3 - The historical background

Summary

Whenever by choice or fate men set out on journeys across the earth they drag the burden of their past with them as a snail drags its shell. No matter how ardent the adventurer or how inescapable the exile, ghosts of the past lurk at the back of the voyager's mind to bemuse him.

(Sidney Baker 1947: 13)

Introduction

The origins and development of New Zealand English are, quite obviously, intimately intertwined with the history of immigration to New Zealand. In this chapter, therefore, we survey the European settlement history of New Zealand and its relation to the development of New Zealand English. As will be seen in Chapters 6 and 7, historical factors, in particular population figures and places of origin, are important to any consideration of how new dialects develop.
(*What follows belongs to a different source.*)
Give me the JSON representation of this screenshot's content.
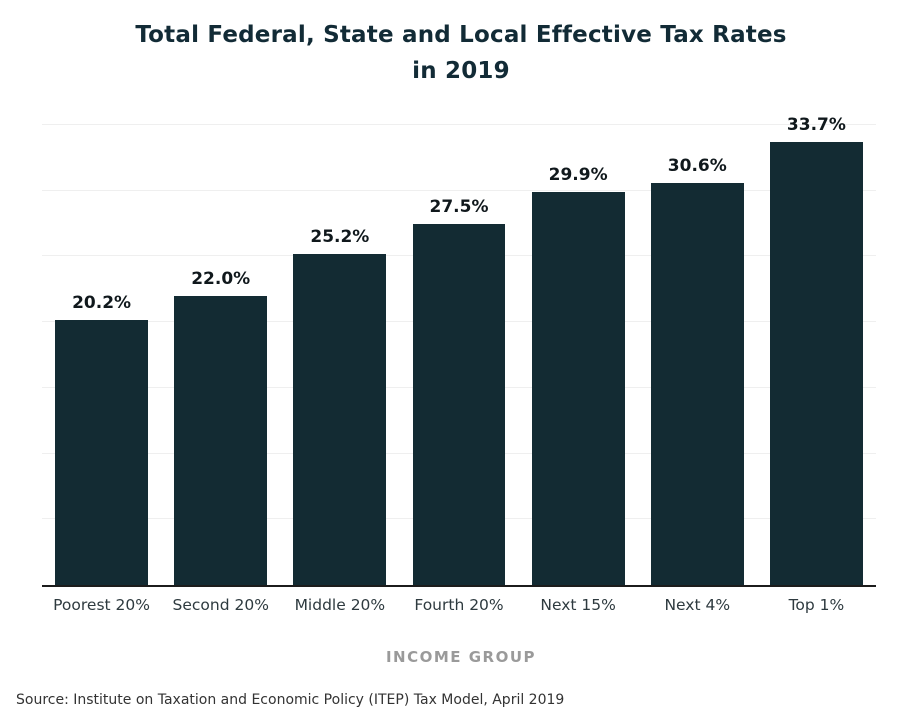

If we are to consider concepts such as the ‘founder effect’ (Mufwene 1996), ‘First Effective Settlement doctrine’ (Zelinsky 1992: 13; Labov 2001: 45), ‘swamping’ (Lass 1990), or processes involved in ‘koinéisation’ (Trudgill 1986b) in relation to New Zealand English (see Chapter 7), then specific historical information is needed.

Historical background: the immigrants

The investigation of the origins and evolution of New Zealand English requires an understanding of both sociolinguistics and history.